The sailors and wenches were beyond reproach: they observed the law.
It was a wise ordinance of the Lord that the Torah was the centerpiece of the religion rather than the house of prayer in which it was read out from. Since the Diaspora came into existence it is permissible to read from the Torah anywhere if ten men were present, and there would usually be that many assembled.

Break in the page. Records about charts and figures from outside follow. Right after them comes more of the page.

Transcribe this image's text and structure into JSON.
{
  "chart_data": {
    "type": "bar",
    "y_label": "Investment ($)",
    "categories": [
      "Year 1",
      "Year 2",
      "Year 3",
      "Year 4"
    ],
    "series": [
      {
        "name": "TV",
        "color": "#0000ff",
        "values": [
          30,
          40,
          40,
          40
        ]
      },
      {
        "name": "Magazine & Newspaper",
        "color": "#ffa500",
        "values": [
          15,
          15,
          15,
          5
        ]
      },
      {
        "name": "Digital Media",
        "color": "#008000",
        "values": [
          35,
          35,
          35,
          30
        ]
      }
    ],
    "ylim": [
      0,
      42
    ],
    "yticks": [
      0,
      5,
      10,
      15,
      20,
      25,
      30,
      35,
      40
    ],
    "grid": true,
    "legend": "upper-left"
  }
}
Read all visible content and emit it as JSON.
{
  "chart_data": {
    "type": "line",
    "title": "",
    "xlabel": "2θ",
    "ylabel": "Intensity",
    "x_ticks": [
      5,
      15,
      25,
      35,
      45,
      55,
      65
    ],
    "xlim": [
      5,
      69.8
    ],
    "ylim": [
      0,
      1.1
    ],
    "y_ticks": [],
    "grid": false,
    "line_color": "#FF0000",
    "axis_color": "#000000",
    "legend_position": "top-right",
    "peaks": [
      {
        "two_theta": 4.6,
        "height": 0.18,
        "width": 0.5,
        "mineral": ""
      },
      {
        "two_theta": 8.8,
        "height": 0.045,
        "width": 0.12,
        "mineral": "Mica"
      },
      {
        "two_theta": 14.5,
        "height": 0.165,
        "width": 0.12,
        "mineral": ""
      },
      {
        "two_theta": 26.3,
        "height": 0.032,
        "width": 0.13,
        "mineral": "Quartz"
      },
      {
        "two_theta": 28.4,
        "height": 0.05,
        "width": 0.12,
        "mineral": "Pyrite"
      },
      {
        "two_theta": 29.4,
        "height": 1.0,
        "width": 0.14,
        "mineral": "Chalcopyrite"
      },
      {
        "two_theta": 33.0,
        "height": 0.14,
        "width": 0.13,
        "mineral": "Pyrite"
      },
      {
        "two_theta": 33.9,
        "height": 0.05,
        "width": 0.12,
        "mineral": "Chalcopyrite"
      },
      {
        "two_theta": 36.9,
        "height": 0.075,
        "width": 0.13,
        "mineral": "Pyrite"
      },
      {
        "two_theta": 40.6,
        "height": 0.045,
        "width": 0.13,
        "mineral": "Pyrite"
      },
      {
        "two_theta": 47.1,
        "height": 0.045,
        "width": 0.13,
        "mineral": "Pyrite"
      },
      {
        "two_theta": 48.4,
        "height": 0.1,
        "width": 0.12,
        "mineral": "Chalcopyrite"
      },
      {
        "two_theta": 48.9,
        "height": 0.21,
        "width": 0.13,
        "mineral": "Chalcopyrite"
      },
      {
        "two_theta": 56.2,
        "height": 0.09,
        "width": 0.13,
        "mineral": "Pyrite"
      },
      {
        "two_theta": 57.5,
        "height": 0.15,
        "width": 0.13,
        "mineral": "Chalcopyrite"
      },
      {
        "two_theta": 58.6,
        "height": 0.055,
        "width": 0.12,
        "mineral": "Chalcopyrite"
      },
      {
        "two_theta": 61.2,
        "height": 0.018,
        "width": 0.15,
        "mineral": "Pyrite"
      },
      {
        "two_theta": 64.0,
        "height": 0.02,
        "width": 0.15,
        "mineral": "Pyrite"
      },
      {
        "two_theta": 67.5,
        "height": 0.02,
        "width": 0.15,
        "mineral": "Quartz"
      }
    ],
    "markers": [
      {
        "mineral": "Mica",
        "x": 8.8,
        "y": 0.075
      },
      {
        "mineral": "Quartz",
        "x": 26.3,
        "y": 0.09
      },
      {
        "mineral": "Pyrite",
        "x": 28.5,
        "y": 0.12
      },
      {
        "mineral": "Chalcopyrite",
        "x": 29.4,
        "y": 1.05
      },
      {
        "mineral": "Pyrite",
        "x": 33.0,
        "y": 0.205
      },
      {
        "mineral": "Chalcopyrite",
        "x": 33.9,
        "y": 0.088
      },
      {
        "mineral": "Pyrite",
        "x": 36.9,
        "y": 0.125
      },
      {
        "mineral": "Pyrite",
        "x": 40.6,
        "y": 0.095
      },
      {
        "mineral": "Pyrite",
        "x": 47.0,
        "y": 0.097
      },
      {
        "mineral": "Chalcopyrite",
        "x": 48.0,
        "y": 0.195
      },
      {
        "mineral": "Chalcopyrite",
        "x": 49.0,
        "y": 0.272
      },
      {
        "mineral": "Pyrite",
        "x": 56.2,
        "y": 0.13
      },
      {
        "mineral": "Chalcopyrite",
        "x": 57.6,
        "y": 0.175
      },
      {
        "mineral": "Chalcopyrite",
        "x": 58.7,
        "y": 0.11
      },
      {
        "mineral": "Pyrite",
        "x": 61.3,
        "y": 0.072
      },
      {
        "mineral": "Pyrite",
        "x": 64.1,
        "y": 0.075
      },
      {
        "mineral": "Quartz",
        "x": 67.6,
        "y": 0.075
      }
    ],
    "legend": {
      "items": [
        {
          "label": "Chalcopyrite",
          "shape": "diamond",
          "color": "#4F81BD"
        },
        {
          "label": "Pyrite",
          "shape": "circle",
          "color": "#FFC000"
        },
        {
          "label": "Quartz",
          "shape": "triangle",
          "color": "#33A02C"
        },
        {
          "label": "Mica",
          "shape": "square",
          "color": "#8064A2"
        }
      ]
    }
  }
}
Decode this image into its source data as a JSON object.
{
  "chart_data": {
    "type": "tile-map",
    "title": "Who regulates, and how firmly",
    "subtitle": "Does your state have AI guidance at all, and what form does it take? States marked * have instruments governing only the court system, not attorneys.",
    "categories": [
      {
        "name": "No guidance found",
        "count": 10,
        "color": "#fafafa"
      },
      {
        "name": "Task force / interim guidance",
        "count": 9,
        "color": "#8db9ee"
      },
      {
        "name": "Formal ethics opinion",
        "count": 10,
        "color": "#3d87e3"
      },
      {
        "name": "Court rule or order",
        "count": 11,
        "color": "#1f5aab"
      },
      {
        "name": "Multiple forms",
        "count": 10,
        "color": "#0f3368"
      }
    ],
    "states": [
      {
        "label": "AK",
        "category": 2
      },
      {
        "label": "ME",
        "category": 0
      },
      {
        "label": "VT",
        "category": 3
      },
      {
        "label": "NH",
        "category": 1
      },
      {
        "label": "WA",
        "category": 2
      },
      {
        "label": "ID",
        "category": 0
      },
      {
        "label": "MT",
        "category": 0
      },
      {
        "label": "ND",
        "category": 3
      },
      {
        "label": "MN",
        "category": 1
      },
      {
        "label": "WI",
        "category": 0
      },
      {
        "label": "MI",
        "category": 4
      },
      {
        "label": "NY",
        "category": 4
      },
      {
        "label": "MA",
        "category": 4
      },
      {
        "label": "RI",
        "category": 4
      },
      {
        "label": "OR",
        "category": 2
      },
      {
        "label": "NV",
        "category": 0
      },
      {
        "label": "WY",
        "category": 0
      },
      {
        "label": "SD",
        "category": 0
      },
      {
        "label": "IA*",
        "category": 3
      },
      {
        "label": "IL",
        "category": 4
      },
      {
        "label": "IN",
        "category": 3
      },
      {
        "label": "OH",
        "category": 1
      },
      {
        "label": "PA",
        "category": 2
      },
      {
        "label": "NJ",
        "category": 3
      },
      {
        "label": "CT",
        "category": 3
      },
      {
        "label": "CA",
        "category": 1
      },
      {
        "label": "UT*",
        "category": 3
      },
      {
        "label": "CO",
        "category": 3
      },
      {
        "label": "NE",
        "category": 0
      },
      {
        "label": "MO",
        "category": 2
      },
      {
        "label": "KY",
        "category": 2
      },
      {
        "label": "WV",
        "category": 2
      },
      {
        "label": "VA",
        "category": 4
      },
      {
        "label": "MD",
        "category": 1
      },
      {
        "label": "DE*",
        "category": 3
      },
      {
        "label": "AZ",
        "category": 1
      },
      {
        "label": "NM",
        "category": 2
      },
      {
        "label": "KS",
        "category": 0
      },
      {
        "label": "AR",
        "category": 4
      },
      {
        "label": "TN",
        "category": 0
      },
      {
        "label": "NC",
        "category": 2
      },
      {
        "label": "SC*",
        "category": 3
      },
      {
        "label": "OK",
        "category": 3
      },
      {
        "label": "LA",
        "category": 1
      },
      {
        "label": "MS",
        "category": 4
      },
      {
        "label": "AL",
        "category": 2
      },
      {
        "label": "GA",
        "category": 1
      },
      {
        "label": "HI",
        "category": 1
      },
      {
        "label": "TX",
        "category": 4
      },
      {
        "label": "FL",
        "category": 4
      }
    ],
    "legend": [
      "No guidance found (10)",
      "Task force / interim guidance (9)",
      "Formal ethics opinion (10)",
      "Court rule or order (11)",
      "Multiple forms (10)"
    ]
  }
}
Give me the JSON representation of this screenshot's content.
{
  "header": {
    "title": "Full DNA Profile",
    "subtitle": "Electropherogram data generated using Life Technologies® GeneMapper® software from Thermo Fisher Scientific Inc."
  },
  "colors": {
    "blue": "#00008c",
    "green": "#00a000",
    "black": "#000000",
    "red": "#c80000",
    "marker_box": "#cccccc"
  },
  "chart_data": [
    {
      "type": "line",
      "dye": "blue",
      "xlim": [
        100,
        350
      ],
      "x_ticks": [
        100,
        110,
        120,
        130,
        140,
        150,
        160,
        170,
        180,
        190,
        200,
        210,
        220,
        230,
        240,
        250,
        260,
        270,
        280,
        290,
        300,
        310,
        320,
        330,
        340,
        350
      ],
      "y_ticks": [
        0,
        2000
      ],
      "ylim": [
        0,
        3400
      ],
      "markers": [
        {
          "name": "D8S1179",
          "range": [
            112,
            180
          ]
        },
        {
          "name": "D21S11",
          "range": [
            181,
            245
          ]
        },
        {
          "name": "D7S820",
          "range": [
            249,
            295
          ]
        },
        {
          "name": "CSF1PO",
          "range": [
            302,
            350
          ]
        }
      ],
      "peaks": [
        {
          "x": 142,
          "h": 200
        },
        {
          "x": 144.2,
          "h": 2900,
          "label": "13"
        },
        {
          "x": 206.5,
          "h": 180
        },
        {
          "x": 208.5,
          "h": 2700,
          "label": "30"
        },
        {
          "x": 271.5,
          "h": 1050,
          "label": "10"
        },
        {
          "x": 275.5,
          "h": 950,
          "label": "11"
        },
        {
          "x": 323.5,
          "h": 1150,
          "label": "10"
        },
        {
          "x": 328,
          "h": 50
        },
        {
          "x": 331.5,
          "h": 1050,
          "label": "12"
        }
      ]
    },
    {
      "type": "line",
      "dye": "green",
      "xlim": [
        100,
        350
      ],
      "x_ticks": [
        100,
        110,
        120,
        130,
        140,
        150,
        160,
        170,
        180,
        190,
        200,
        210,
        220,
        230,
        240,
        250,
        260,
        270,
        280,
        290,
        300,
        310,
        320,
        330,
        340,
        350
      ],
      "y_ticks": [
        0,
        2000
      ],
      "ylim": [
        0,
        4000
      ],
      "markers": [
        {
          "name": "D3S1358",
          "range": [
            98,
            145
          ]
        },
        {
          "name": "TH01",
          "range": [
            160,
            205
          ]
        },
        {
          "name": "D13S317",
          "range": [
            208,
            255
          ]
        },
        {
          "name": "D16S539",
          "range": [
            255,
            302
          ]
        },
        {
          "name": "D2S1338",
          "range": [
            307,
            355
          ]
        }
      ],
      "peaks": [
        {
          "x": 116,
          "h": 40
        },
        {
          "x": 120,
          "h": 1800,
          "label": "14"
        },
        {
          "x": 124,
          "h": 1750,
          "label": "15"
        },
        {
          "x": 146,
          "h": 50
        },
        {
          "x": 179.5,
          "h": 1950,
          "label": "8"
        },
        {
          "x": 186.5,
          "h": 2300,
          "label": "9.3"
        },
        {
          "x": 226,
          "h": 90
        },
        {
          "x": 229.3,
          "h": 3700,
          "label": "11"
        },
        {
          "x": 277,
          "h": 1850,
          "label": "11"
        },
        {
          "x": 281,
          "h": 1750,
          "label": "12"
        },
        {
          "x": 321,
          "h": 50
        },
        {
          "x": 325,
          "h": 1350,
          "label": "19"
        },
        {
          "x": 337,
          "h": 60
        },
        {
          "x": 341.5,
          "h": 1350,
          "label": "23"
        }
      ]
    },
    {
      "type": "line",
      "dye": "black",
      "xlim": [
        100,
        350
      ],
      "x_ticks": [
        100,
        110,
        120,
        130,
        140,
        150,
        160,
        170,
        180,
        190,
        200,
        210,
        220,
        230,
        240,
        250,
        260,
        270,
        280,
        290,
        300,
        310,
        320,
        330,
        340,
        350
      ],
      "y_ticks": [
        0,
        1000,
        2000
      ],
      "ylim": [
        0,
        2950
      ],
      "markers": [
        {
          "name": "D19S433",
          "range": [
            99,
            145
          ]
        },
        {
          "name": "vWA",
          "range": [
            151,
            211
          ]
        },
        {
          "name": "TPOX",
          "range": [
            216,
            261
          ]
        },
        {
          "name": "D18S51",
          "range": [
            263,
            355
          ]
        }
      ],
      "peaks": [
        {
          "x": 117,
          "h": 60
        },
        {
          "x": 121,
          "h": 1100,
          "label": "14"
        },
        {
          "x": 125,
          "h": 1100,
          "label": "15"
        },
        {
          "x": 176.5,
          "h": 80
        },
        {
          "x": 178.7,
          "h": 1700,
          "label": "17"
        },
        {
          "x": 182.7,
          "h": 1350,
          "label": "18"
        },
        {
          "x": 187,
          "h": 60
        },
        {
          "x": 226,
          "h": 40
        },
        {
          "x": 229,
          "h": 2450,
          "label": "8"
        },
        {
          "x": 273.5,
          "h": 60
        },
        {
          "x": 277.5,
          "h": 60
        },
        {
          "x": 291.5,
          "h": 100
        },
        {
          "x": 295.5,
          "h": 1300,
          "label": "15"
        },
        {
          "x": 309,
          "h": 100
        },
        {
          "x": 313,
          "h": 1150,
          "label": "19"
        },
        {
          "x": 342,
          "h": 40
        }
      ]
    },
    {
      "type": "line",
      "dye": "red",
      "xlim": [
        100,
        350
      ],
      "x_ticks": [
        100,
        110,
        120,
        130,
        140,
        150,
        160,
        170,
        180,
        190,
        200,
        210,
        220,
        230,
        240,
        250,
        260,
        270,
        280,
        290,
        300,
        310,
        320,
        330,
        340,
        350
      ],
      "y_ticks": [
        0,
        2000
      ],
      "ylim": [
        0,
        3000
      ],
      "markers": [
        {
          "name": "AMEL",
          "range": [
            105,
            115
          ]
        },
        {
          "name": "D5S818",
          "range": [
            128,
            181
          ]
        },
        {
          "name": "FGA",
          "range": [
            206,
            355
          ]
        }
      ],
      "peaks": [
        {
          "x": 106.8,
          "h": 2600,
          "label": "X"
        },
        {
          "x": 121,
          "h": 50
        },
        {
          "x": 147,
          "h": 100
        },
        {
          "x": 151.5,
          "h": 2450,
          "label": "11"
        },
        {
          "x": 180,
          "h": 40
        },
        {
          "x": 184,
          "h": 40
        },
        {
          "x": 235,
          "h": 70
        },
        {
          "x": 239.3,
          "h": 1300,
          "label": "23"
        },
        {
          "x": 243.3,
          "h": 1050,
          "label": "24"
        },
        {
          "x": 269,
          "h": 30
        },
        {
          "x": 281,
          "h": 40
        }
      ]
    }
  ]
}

As a result, they did not meet with the shuttling priest, who had nothing to say on the matter of the brothel but was all the more a windbag on other matters, or with the local Jewish beggars who would overrun the courtyards and gardens of prayer houses in excessive numbers on such occasions (just as they did the surroundings of synagogues in Rome). Still, when all is said and done, and in spite of sleeping through the Sabbath service in the house of prayer, they too, worthy members of the Jewish delegation from Rome, observed the law nonetheless.
At first light on Sunday the ship was loaded, along with the galley slaves, with all sorts of precious cargo, half of which were luxury goods that the rich of Judaea craved, their wives especially: oils, paints, and balms with which it was the latest fad to daub the body in Italia; caskets of jewels; small mirrors; little jars. There were also medicinal herbs guaranteed to cure all manner of ills, either moist in barrels that kept them fresh or in sacks, dried and powdered: rejuvenating salves, aperients to loosen constipated bowels, emollients to calm loose bowels, remedies to inhibit hair loss or counter balding, potions to regrow split nails or banish pimples and warts — all in copious quantities.
The other half of the cargo consisted of Sicilian wine and sizable sacks of almonds. Before now, Uri would have been unable to conceive of that amount of almonds. He had eaten them once before: the roast fish at his bar mitzvah had a thin sprinkling of roasted almonds.
Uri himself also carried a number of smaller parcels over the plank onto the skiff that plied between the ship anchored in the bay and the shore; squinting sideways, he marveled meanwhile at the slaves, who, without a word of complaint, carried barrel after barrel, their eyes dull, apathetic, as if they were oxen or mules driving a mill. When they had finished, they seated themselves in comfort, insofar as their chains permitted; they were chained together in groups of ten, thanks to the newfangled Roman decimal system, which the Jews of Judaea had also adopted, so it seemed the chain gang was an Italian product. It was obviously more comfortable if the shackles were not unfastened when they prayed. Uri got to thinking whether it was pleasing to the Lord to be prayed to by people who had been clapped in irons, although of course He must have gotten used to that sort of thing down the millennia.